003 Beautiful Dreams

21 4 0
                                    

Selamat pagi Jakarta. Kota dengan sejuta kesibukan. Kota dengan segala rutinitas yang padat.

Sekarang hari Senin, hari dimana semua pekerjaan bertumpuk setelah weekend. Aku bekerja sebagai agen humas di sebuah perusahaan. Dulu, ku pikir menjadi agen humas itu sangat menyenangkan, karena kita akan dilatih memiliki sikap yang baik hati, murah senyum, tidak sombong, banyak wawasan, banyak kenalan, dan yang terpenting adalah dapat memberi manfaat terhadap sesama. Ya sesuai sabda Nabi pikirku.

Namun kini ketika aku sudah mencapai mimpi itu, aku malah dilanda rasa bosan. Terkadang juga kesal, karena harus berhadapan dengan permintaan pelanggan yang aneh-aneh.

Aku jadi punya mimpi lain. Aku bermimpi menjadi bos saja. Sepertinya enak, bisa duduk-duduk santai serta memerintah karyawan sesuka hati, tanpa harus berhadapan secara langsung dengan pelanggan yang menjengkelkan. Ya baiklah, aku akan membuat perusahaan agen humasku sendiri suatu saat.

Aku berangkat ke kantor pukul 08.00 WIB. Sebenarnya aku masuk pukul 09.00 WIB, tapi aku tahu jalanan pasti akan macet, jadi aku mengantisipasi akan hal itu.

Aku terhalang oleh lampu merah. Aku mengetuk-ngetuk stir mobil berusaha untuk bersabar. Ketika aku memandang keluar jendela mobilku, aku melihat seorang bocah laki-laki yang mungkin usianya masih sekitar sepuluh tahunan. Ku lihat ia tengah mengais tong sampah di taman kota, sepertinya ia seorang pemulung.

Ia mencari barang bekas yang kemungkinan masih bisa didaur ulang seperti bekas botol minuman. Ketika ia mengambil botol bekas itu lalu memasukkannya ke dalam karung, bibirnya seolah mengucapkan sesuatu.

Aku kasihan melihatnya. Terik sang mentari begitu menyengat, membuatnya terkadang berhenti mengais sejenak, sekedar untuk mengelap keringat yang meluncur dari dahinya dengan punggung tangan.

Aku heran, mengapa di jam sekolah seperti ini ia masih ada disini? Apa pemulung benar-benar tidak bisa bersekolah? Entah mengapa ini menjadi pusat perhatianku. Aku tertarik untuk mendekatinya.

Tiiinn.. Bunyi klakson di belakang membuyarkan lamunanku.
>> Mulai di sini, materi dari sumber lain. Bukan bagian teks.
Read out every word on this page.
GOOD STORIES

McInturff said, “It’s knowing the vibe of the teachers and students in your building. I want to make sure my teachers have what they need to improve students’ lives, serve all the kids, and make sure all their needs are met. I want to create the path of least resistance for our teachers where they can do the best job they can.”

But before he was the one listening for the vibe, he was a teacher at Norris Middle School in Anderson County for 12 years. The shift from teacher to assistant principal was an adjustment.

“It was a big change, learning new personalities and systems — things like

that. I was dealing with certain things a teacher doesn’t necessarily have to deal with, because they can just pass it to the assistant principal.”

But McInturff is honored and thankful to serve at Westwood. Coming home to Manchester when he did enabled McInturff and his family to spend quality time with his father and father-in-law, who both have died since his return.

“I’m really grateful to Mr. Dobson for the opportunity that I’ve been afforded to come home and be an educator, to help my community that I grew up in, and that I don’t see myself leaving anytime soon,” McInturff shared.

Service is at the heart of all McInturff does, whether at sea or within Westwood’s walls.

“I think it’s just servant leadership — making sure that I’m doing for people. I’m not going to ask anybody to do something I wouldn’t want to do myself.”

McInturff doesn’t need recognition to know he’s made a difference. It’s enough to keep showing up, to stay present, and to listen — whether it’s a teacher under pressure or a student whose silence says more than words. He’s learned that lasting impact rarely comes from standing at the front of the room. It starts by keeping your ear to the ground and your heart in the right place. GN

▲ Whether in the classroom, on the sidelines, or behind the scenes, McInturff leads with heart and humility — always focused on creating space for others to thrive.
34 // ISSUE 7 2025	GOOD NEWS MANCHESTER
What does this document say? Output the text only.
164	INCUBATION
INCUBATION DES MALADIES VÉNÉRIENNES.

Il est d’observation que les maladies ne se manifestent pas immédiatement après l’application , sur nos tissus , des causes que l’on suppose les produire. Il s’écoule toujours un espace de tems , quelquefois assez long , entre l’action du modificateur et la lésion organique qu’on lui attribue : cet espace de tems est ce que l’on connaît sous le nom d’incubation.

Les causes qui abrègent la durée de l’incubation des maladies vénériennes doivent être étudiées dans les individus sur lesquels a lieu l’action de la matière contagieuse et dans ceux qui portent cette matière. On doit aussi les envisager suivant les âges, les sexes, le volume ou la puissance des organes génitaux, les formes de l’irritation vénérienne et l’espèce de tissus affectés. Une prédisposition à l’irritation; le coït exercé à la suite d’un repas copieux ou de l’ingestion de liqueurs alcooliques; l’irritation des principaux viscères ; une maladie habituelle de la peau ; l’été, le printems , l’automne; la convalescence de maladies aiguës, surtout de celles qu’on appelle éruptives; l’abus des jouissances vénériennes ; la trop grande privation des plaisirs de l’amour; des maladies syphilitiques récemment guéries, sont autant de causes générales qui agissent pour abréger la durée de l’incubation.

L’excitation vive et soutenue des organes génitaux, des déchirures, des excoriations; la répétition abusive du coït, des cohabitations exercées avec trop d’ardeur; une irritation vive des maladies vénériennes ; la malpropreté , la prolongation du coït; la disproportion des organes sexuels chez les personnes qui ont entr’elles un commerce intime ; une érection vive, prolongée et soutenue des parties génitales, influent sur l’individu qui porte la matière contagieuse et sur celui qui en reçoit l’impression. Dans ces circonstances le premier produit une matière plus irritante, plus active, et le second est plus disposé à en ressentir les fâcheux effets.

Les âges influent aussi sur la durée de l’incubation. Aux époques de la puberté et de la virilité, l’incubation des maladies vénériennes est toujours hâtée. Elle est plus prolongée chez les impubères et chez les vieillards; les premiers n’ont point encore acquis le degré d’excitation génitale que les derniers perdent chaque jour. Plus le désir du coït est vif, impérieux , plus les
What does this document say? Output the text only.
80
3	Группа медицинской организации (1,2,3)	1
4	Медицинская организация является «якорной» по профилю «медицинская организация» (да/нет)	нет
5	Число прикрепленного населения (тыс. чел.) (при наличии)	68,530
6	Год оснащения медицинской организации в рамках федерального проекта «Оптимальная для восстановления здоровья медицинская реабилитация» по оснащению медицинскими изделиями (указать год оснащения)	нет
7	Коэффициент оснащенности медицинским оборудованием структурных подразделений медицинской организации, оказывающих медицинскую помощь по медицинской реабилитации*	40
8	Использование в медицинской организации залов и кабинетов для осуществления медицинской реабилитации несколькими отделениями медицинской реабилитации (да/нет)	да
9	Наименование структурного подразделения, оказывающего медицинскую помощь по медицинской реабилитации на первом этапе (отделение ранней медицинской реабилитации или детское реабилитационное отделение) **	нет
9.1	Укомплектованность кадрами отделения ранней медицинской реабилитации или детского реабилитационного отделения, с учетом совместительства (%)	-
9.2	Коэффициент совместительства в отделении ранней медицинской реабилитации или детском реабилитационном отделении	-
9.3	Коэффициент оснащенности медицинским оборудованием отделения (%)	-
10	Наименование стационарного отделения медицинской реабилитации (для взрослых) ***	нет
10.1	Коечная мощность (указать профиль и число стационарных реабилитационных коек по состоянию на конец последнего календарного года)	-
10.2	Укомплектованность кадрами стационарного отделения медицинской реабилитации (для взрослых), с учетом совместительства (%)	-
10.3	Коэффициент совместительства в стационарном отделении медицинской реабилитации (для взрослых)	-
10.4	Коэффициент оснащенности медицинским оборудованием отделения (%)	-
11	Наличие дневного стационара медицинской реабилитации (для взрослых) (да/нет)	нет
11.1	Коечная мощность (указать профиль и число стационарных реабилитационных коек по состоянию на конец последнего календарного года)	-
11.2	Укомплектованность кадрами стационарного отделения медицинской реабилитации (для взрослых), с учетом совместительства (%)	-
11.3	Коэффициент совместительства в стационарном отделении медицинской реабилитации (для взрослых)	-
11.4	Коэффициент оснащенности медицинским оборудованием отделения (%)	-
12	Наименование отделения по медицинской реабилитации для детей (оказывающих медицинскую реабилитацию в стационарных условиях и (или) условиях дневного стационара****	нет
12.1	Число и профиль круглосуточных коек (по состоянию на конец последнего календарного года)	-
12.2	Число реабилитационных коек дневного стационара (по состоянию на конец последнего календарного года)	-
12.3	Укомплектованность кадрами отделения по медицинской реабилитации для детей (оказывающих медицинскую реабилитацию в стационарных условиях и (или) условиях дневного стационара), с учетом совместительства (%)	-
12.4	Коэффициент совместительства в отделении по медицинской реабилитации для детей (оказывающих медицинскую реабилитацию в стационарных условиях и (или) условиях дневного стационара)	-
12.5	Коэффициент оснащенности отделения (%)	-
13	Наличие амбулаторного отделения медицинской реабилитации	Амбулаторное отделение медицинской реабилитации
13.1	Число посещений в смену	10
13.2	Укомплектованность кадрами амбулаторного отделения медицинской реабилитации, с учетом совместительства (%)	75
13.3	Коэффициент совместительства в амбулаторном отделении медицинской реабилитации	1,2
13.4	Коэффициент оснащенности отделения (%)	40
Segera saja ku injak pedal gasku. Bukannya menuju kantor aku malah memutar, berbelok menuju parkiran taman kota. Sungguh, aku benar-benar ingin mendekati bocah laki-laki itu.

Sebelum keluar dari mobil, aku mengambil uang seratus ribu dari dalam dompet dengan niat memberikannya pada bocah laki-laki itu. Aku keluar dari mobil dan berjalan mendekatinya.

Aku sudah sampai di belakangnya, tapi ia tetap memunggungiku. Apa bocah ini terlalu fokus untuk mencari barang bekas sehingga tak mendengar bunyi ketukan sepatuku?

"Hey, Dek, aku memiliki sedikit rezeki untukmu," ucapku sedikit membuatnya terkejut. Ternyata benar ia terlalu fokus.

Ia berbalik menghadapku lalu tersenyum dengan menunjukkan gigi-giginya. "Kakak kasihan kepada aku ya?" tanyanya beberapa saat kemudian. Refleks aku menganggukkan kepala.

Ia mengambil uang yang ku sodorkan padanya. Matanya berbinar dan bibirnya merangkai kata alhamdulillah serta mengucapkan kata terima kasih kepadaku. Namun setelah itu, ia berbalik lagi dan tetap mengais sampah.

"Hey, Dek, berhentilah mengais. Pulanglah, kau kan sudah mendapatkan uang," ungkapku. Ia akhirnnya berhenti mengais lalu kembali menghadapku.

"Kalau Kakak kasihan kepadaku, Kakak boleh memberi aku uang. Tapi aku mohon, jangan larang aku untuk memunguti barang bekas ini, Kak," katanya membuatku mengernyitkan alis heran.

Ayolah, jika seseorang memberimu uang agar kau tidak bekerja kau pasti akan menuruti perkataannya. Tapi entah mengapa bocah ini berbeda dengan orang-orang yang pernah aku temui sebelumnya.